El fútbol como fenómeno popular había resultado un éxito rotundo y la viabilidad de un torneo en el que se reunieran las mejores naciones futbolísticas del mundo había sido comprobada con los Juegos Olímpicos de 1924 y ’28, en los que la fanaticada acudió con entusiasmo, a menudo sobrepasando los 20.000 espectadores por partido. Si la pausa obligada por la Segunda Guerra Mundial puso en entredicho la continuidad de la competición, entonces un solo partido en lo que fue el primer mundial de la posguerra consiguió aplastar para siempre cualquier tipo de duda que aún pudiera albergarse en cuanto al futuro del fútbol: el Maracanazo, acaso el partido más importante en la historia de los mundiales y la derrota más estruendosa en la historia de Brasil.
Tanto lo fue que tras la victoria de Uruguay ante 100.000 brasileros con el mentón desencajado y la mirada perdida en el Maracaná aquella tarde de junio de 1950 todo un fenómeno que se venía gestado en el subconsciente colectivo brasilero desde hacía muchos años consiguió desahogo y expresión en el complexo de vira lata que sin duda no fue el resultado de aquella derrota, pero que de alguna manera solo pudo ser conceptualizado a partir de ella. Las consecuencias del Maracanazo se vivieron a nivel social, y a nivel futbolístico el cataclismo acabó con una generación de futbolistas que hubiera preferido mil veces el olvido antes que el oprobio al que se vio condenada.
De aquella selección de 1950 sobrevivieron solo cinco jugadores, protagonistas del próximo fracaso en el mundial de Suiza de 1954, incluyendo al capitán José Carlos Bauer y al central Nílton Santos. Para 1958 el capitán ya no sería Bauer, sino su reemplazo en la defensa, Hilderaldo Bellini del Vasco da Gama en el que jugaba también su compañero de selección Vavá. Bellini se convirtió en un baluarte de la canarinha, ofreciendo solidez y pragmatismo en el corazón de aquel 4-2-4 que pronto descubriría el talento irresistible de Pelé y de Garrincha.
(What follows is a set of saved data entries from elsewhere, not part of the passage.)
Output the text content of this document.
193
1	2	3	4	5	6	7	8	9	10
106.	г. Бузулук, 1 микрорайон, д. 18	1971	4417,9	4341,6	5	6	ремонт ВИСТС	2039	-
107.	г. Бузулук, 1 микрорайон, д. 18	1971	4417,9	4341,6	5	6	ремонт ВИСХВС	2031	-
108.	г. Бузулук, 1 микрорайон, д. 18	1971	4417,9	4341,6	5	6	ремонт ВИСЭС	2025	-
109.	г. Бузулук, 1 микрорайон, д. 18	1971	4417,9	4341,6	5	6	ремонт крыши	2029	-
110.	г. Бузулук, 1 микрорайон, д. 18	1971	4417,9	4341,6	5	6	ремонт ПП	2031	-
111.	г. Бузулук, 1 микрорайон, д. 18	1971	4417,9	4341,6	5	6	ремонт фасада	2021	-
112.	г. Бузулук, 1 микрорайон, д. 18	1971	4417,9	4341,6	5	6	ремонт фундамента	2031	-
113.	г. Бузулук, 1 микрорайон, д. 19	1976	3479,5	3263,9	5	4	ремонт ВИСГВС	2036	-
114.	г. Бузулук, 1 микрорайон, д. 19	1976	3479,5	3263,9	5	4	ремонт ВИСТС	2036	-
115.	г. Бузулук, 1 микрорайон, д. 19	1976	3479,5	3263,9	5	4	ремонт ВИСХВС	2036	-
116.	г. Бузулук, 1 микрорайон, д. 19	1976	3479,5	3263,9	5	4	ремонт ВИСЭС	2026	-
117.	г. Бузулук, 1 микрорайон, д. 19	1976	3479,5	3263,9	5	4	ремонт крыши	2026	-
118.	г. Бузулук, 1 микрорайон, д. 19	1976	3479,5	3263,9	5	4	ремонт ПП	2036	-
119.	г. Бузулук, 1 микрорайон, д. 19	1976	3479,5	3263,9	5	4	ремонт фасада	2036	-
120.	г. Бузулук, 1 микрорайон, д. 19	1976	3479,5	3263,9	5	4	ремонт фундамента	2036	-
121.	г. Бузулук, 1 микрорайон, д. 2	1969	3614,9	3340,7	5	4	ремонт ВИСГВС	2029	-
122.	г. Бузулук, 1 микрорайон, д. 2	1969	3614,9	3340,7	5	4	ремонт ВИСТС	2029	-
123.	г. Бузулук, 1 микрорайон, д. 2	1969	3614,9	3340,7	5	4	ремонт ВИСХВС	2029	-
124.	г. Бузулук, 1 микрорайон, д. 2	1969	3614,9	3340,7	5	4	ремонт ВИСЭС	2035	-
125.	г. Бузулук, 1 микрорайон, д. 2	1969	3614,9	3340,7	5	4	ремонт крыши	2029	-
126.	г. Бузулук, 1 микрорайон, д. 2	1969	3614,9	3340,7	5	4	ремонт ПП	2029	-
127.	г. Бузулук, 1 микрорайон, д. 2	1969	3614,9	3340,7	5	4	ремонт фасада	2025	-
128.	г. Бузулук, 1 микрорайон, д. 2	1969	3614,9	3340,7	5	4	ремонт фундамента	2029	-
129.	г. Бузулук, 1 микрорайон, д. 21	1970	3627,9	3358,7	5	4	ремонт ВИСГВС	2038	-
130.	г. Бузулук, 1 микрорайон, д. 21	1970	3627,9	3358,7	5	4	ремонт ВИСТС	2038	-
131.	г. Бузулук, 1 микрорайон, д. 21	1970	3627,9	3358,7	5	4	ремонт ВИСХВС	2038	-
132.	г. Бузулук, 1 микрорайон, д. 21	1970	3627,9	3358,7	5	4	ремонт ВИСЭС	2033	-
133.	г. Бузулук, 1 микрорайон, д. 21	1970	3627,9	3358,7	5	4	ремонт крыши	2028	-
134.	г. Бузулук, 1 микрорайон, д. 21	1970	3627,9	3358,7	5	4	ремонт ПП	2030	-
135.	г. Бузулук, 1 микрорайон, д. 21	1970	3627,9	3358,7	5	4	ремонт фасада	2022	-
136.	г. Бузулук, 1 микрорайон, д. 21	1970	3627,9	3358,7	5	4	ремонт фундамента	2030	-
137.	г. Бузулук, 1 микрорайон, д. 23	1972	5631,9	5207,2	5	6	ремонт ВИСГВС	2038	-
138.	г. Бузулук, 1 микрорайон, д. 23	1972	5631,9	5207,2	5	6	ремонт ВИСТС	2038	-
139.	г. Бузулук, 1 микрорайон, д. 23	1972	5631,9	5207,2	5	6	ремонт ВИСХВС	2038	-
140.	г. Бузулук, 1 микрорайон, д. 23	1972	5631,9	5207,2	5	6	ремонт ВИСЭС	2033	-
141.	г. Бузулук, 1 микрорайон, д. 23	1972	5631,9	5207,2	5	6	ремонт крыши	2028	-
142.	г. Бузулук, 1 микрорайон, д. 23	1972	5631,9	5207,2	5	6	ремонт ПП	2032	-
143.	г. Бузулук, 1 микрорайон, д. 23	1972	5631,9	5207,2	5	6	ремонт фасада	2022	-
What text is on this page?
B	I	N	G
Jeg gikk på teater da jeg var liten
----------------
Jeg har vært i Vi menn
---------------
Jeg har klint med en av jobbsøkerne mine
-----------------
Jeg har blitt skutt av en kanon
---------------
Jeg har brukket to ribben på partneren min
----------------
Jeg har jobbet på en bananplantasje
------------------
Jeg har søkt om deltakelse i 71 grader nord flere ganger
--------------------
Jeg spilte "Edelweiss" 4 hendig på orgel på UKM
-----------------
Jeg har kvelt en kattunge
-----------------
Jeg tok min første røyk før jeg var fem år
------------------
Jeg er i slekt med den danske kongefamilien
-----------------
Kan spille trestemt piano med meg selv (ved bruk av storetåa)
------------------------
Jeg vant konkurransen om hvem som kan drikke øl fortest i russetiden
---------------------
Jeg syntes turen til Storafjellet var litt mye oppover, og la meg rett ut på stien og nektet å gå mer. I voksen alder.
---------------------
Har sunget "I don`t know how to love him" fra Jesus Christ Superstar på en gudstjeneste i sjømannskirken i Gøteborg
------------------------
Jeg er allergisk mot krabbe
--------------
El penúltimo de doce hermanos, Bellini era hijo de un emigrante italiano, camionero de profesión y radicado en Itapira, una pequeña localidad aproximadamente 150 kilómetros al norte de Sao Paulo donde Hilderaldo militó en la filial juvenil del Itapirense y en el equipo de segunda Sanjoanense de Boa Vista, antes de ser fichado por el Vasco da Gama a los 22 años de edad.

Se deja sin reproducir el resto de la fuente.